When Cohn brought on G. David Schine as chief consultant to the McCarthy staff, speculation arose that Schine and Cohn had a sexual relationship. Speculation about Cohn's sexuality intensified following his death from AIDS in 1986. Although some historians have concluded the Schine–Cohn friendship was platonic, others state, based on testimony of friends, that Cohn, at least, was homosexual. During the Army–McCarthy hearings, Cohn denied having any "special interest" in Schine or being bound to him "closer than to the ordinary friend." Joseph Welch, the Army's attorney in the hearings, made an apparent reference to Cohn's homosexuality. After asking a witness if a photo entered as evidence "came from a pixie", he defined "pixie" (a camera model name at the time) for McCarthy as "a close relative of a fairy." (Fairy is a derogatory term for a homosexual man.) The people at the hearing recognized the allusion and found it amusing; Cohn later called the remark "malicious", "wicked", and "indecent."

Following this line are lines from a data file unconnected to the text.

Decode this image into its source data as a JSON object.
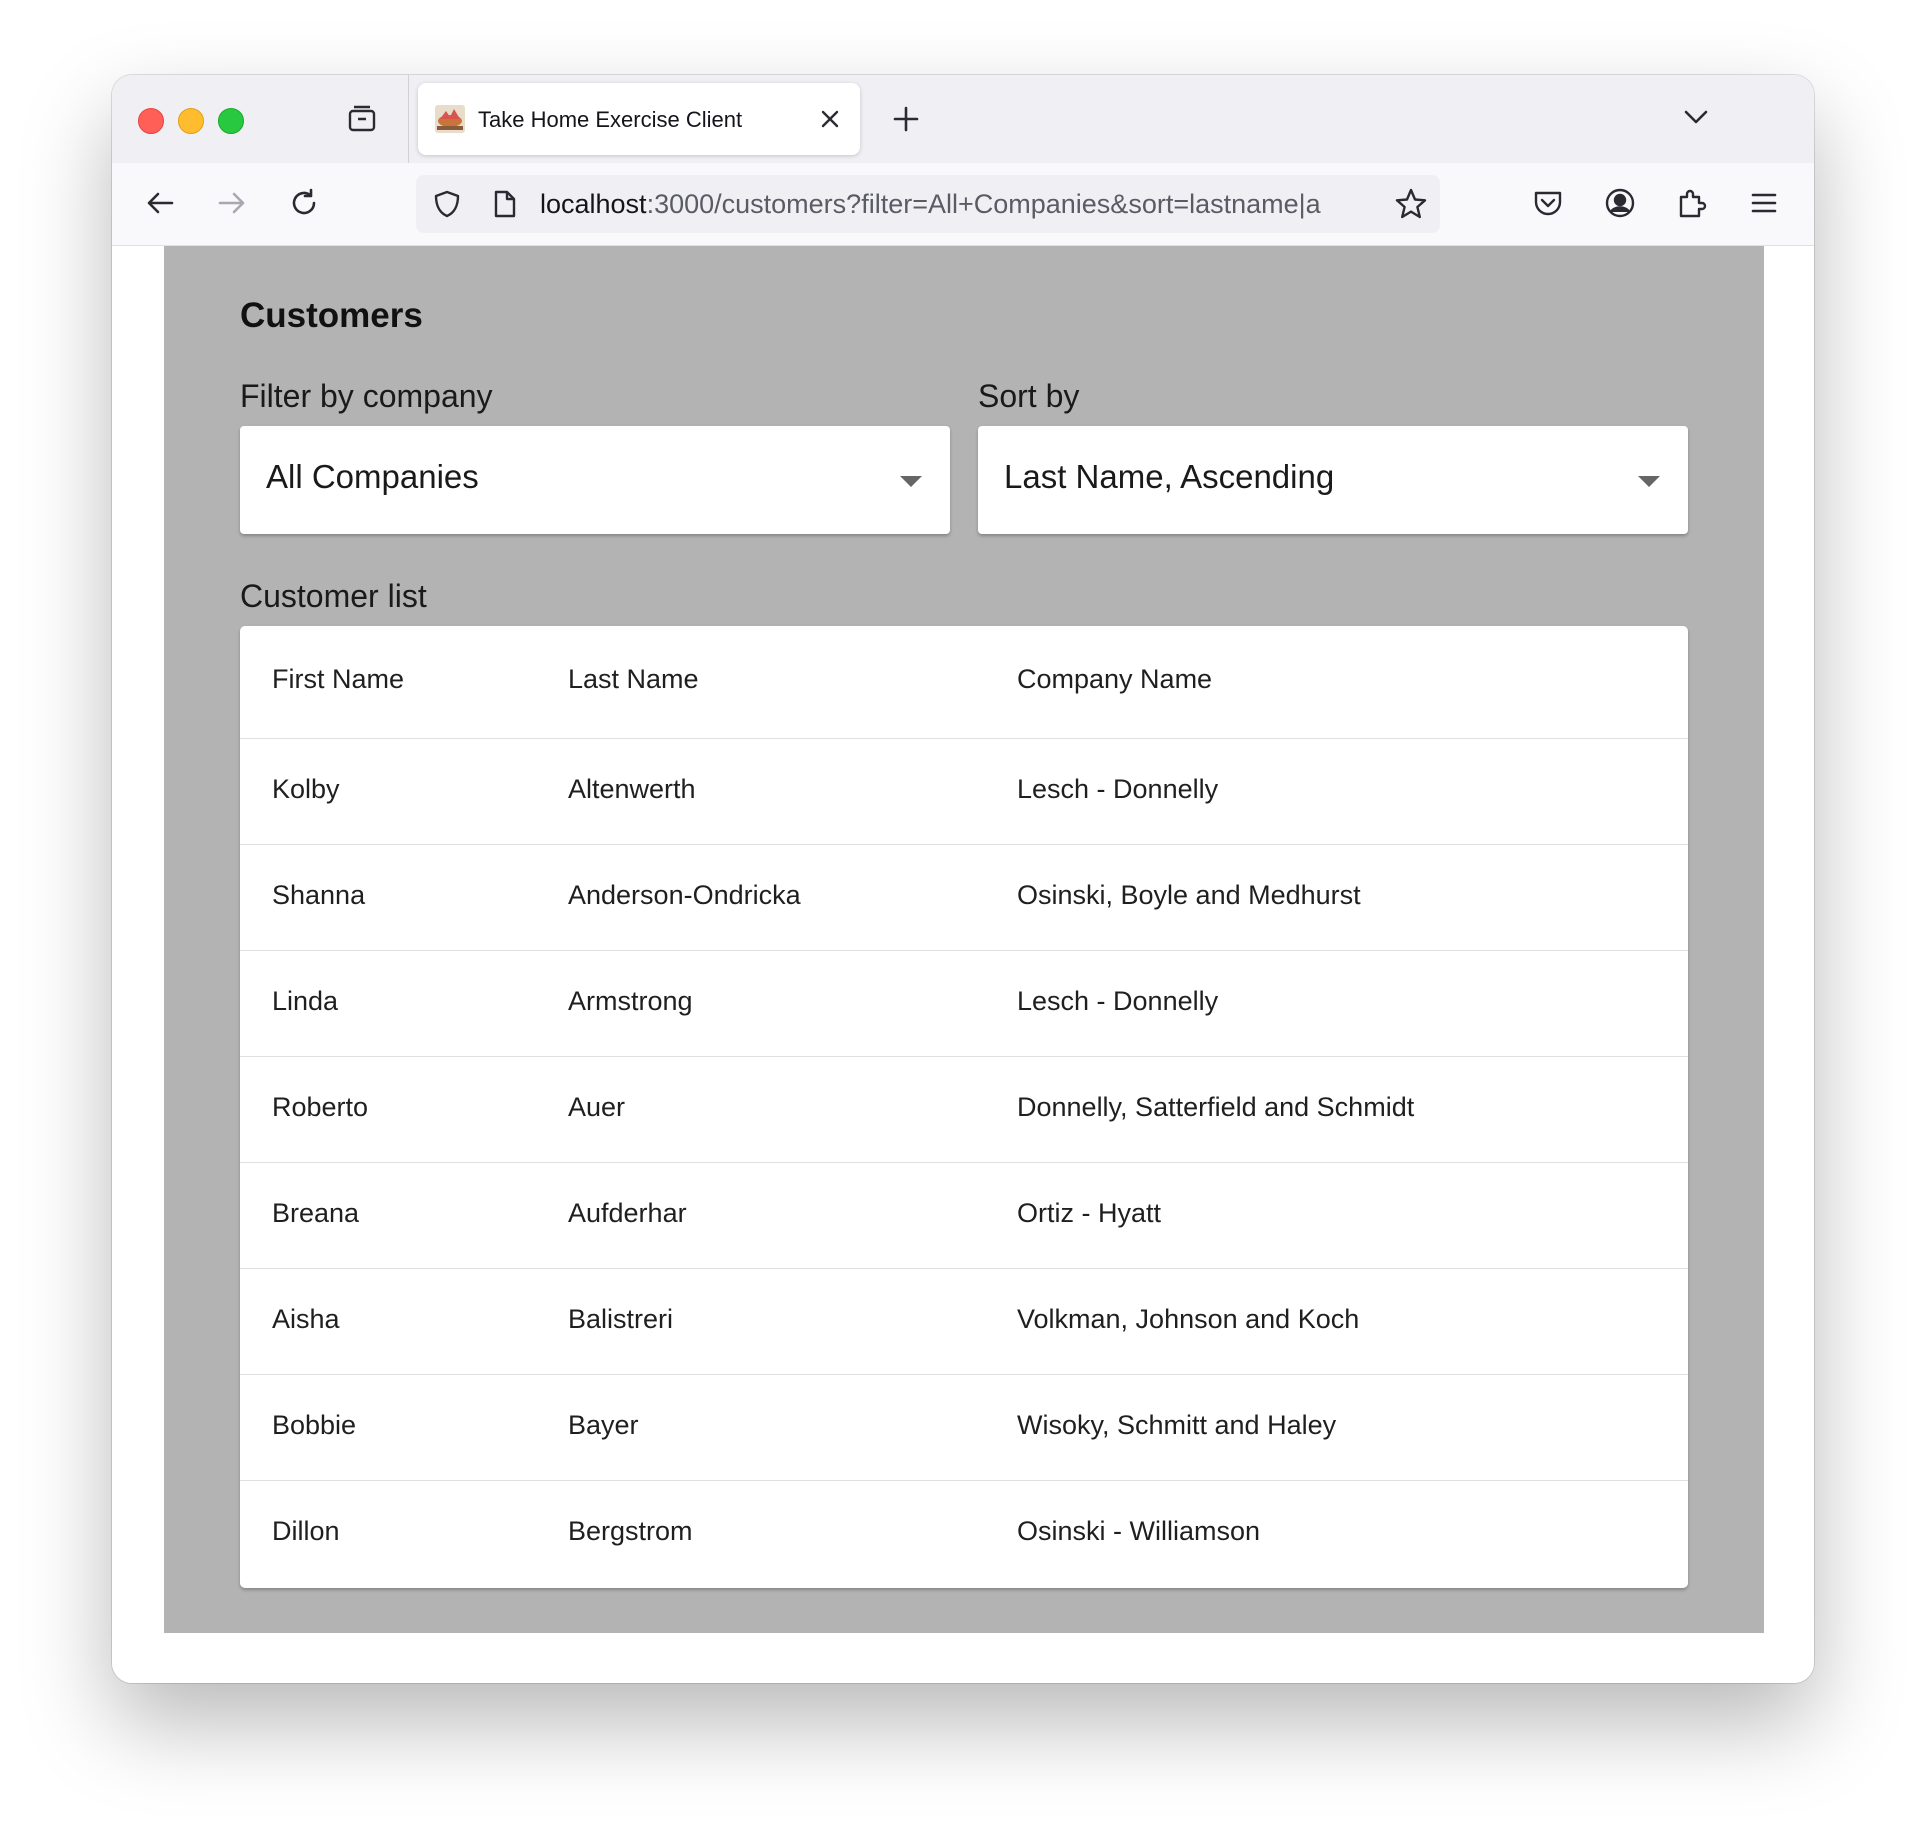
{
  "browser": {
    "tab_title": "Take Home Exercise Client",
    "url_host": "localhost",
    "url_rest": ":3000/customers?filter=All+Companies&sort=lastname|a"
  },
  "page": {
    "title": "Customers",
    "filter_label": "Filter by company",
    "filter_value": "All Companies",
    "sort_label": "Sort by",
    "sort_value": "Last Name, Ascending",
    "list_label": "Customer list"
  },
  "table": {
    "headers": [
      "First Name",
      "Last Name",
      "Company Name"
    ],
    "rows": [
      [
        "Kolby",
        "Altenwerth",
        "Lesch - Donnelly"
      ],
      [
        "Shanna",
        "Anderson-Ondricka",
        "Osinski, Boyle and Medhurst"
      ],
      [
        "Linda",
        "Armstrong",
        "Lesch - Donnelly"
      ],
      [
        "Roberto",
        "Auer",
        "Donnelly, Satterfield and Schmidt"
      ],
      [
        "Breana",
        "Aufderhar",
        "Ortiz - Hyatt"
      ],
      [
        "Aisha",
        "Balistreri",
        "Volkman, Johnson and Koch"
      ],
      [
        "Bobbie",
        "Bayer",
        "Wisoky, Schmitt and Haley"
      ],
      [
        "Dillon",
        "Bergstrom",
        "Osinski - Williamson"
      ]
    ]
  },
  "icons": {
    "tab_manager": "tab-manager-icon",
    "new_tab": "plus-icon",
    "tab_list": "chevron-down-icon",
    "back": "back-arrow-icon",
    "forward": "forward-arrow-icon",
    "reload": "reload-icon",
    "tracking": "shield-icon",
    "page_info": "page-icon",
    "bookmark": "star-icon",
    "pocket": "pocket-icon",
    "account": "account-icon",
    "extensions": "puzzle-icon",
    "menu": "hamburger-menu-icon"
  },
  "colors": {
    "panel_background": "#b3b3b3",
    "traffic_close": "#ff5f57",
    "traffic_minimize": "#febc2e",
    "traffic_maximize": "#28c840"
  }
}
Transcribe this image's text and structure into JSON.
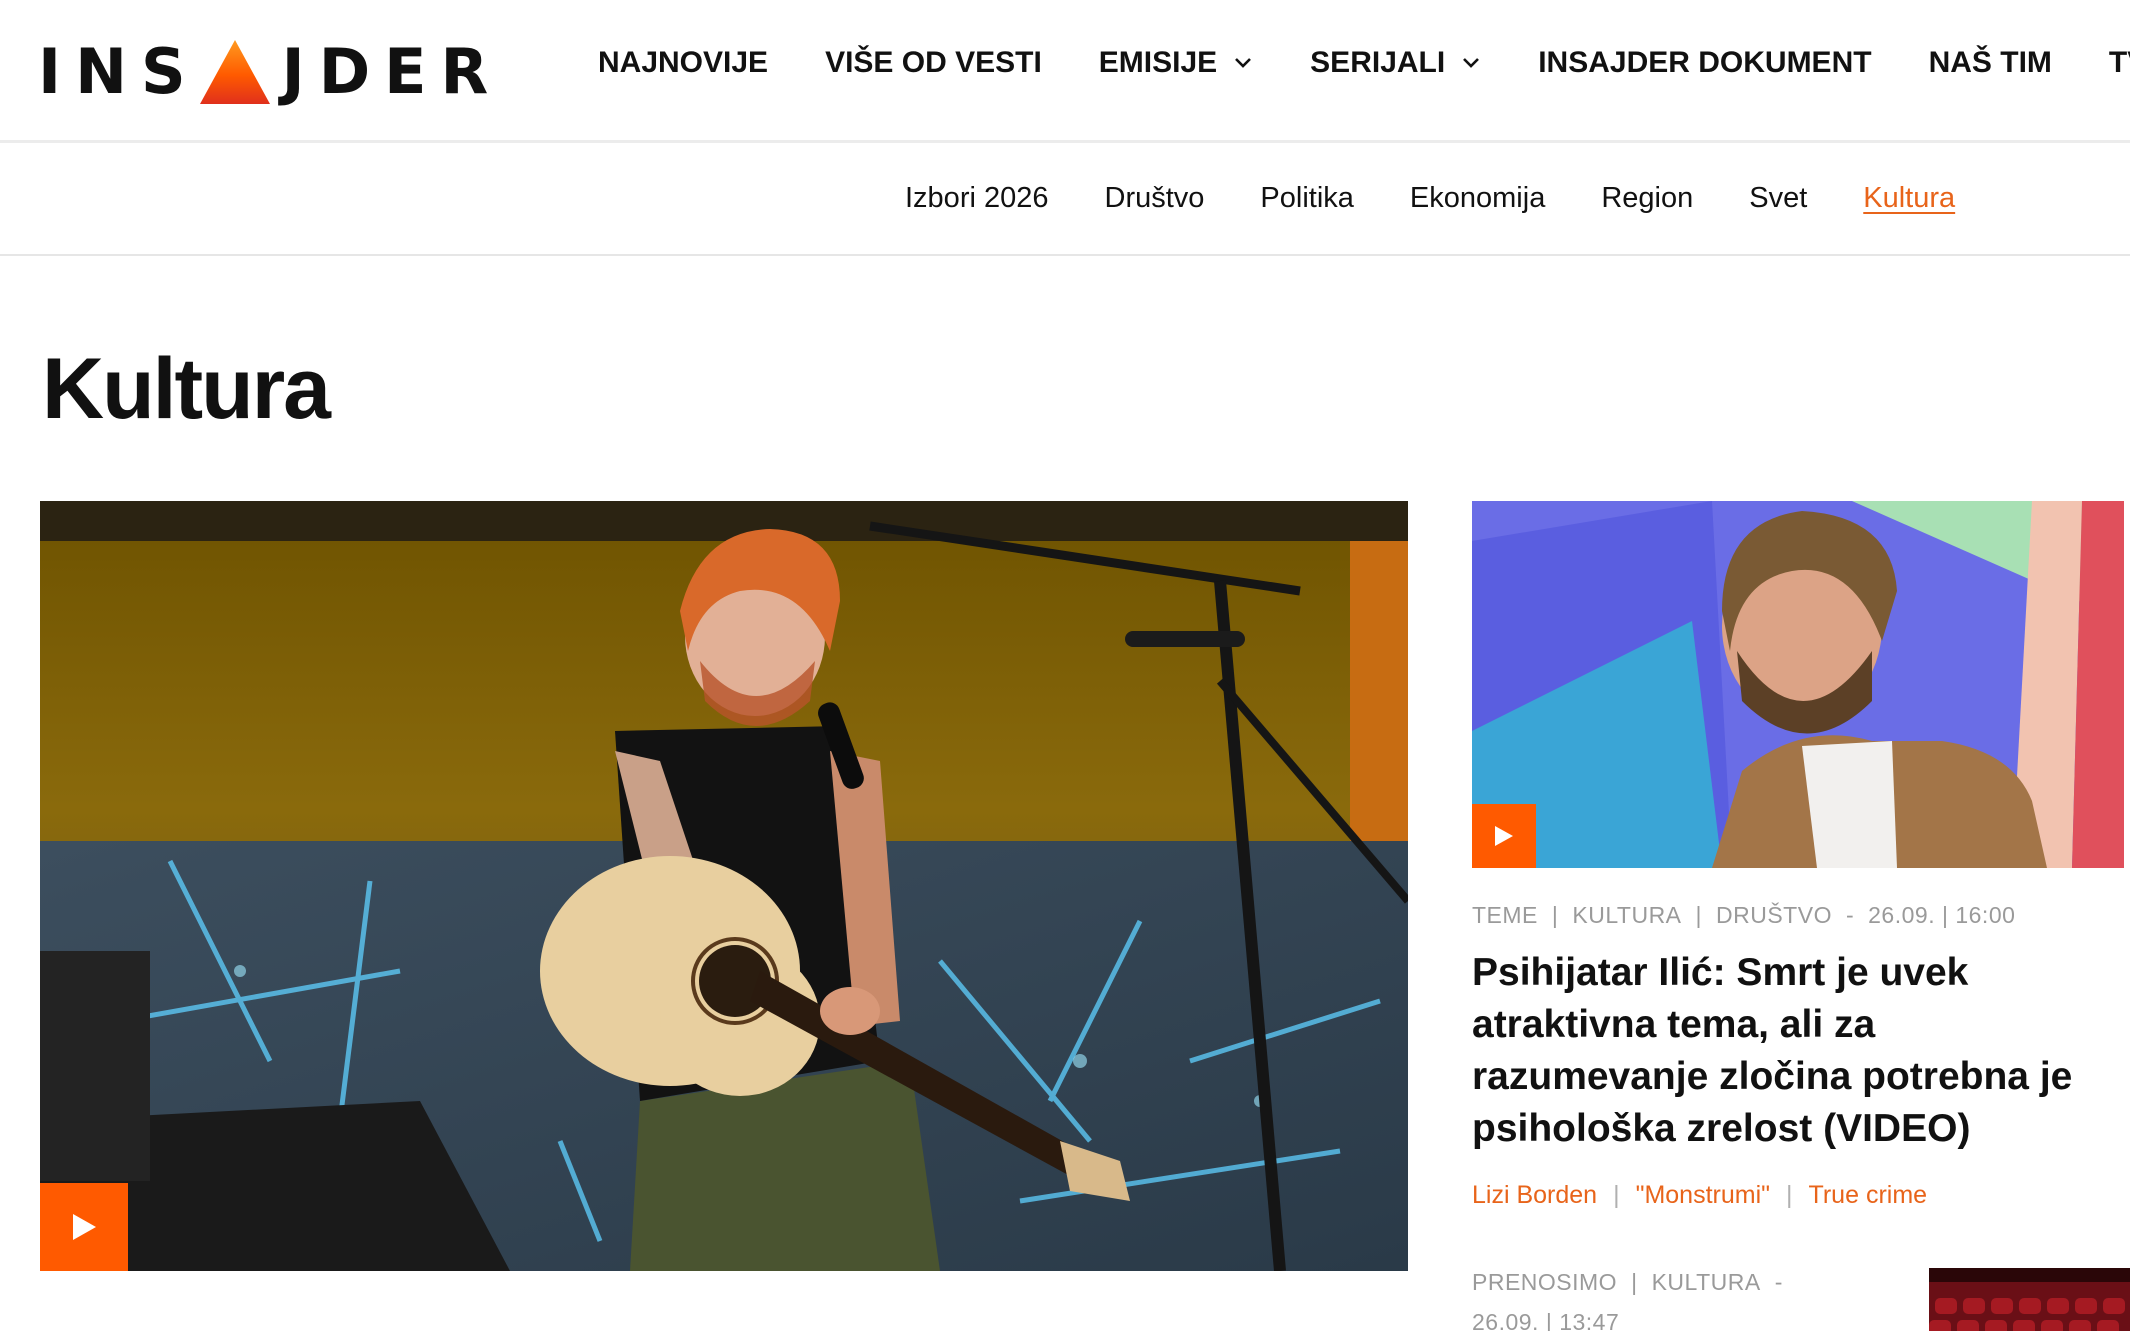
{
  "logo": {
    "left": "INS",
    "right": "JDER"
  },
  "main_nav": {
    "items": [
      {
        "label": "NAJNOVIJE",
        "dropdown": false
      },
      {
        "label": "VIŠE OD VESTI",
        "dropdown": false
      },
      {
        "label": "EMISIJE",
        "dropdown": true
      },
      {
        "label": "SERIJALI",
        "dropdown": true
      },
      {
        "label": "INSAJDER DOKUMENT",
        "dropdown": false
      },
      {
        "label": "NAŠ TIM",
        "dropdown": false
      },
      {
        "label": "TV N",
        "dropdown": false
      }
    ]
  },
  "sub_nav": {
    "items": [
      "Izbori 2026",
      "Društvo",
      "Politika",
      "Ekonomija",
      "Region",
      "Svet",
      "Kultura"
    ],
    "active": "Kultura"
  },
  "page": {
    "title": "Kultura"
  },
  "side_article": {
    "meta": [
      "TEME",
      "KULTURA",
      "DRUŠTVO"
    ],
    "date": "26.09. | 16:00",
    "headline": "Psihijatar Ilić: Smrt je uvek atraktivna tema, ali za razumevanje zločina potrebna je psihološka zrelost (VIDEO)",
    "tags": [
      "Lizi Borden",
      "\"Monstrumi\"",
      "True crime"
    ]
  },
  "second_article": {
    "meta": [
      "PRENOSIMO",
      "KULTURA"
    ],
    "date": "26.09. | 13:47"
  },
  "colors": {
    "accent": "#e8641a",
    "play": "#ff5a00"
  }
}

In a 2008 article published in The New Yorker magazine, Jeffrey Toobin quotes Roger Stone: "Roy was not gay. He was a man who liked having sex with men. Gays were weak, effeminate. He always seemed to have these young blond boys around. It just wasn't discussed. He was interested in power and access." Stone worked with Cohn beginning with the Reagan campaign during the 1976 Republican Party presidential primaries.

In 1984, Cohn was diagnosed with AIDS and attempted to keep his condition secret while receiving experimental drug treatment. He participated in clinical trials of AZT, a drug initially synthesized to treat cancer but later developed as the first anti-HIV agent for AIDS patients. He insisted to his dying day that his disease was liver cancer. He died on August 2, 1986, in Bethesda, Maryland, of complications from AIDS, at the age of 59. According to Stone, Cohn's "absolute goal was to die completely broke and owing millions to the IRS. He succeeded in that."

A dramatic and controversial man, Cohn inspired many dramatic fictional portrayals after his death. Probably the most famous is his fictionalized role in Tony Kushner's Angels in America: A Gay Fantasia on National Themes, in which Cohn is portrayed as a closeted, power-hungry hypocrite who is haunted by the ghost of Ethel Rosenberg as he lies dying of AIDS, a disease the character insisted be called "liver cancer."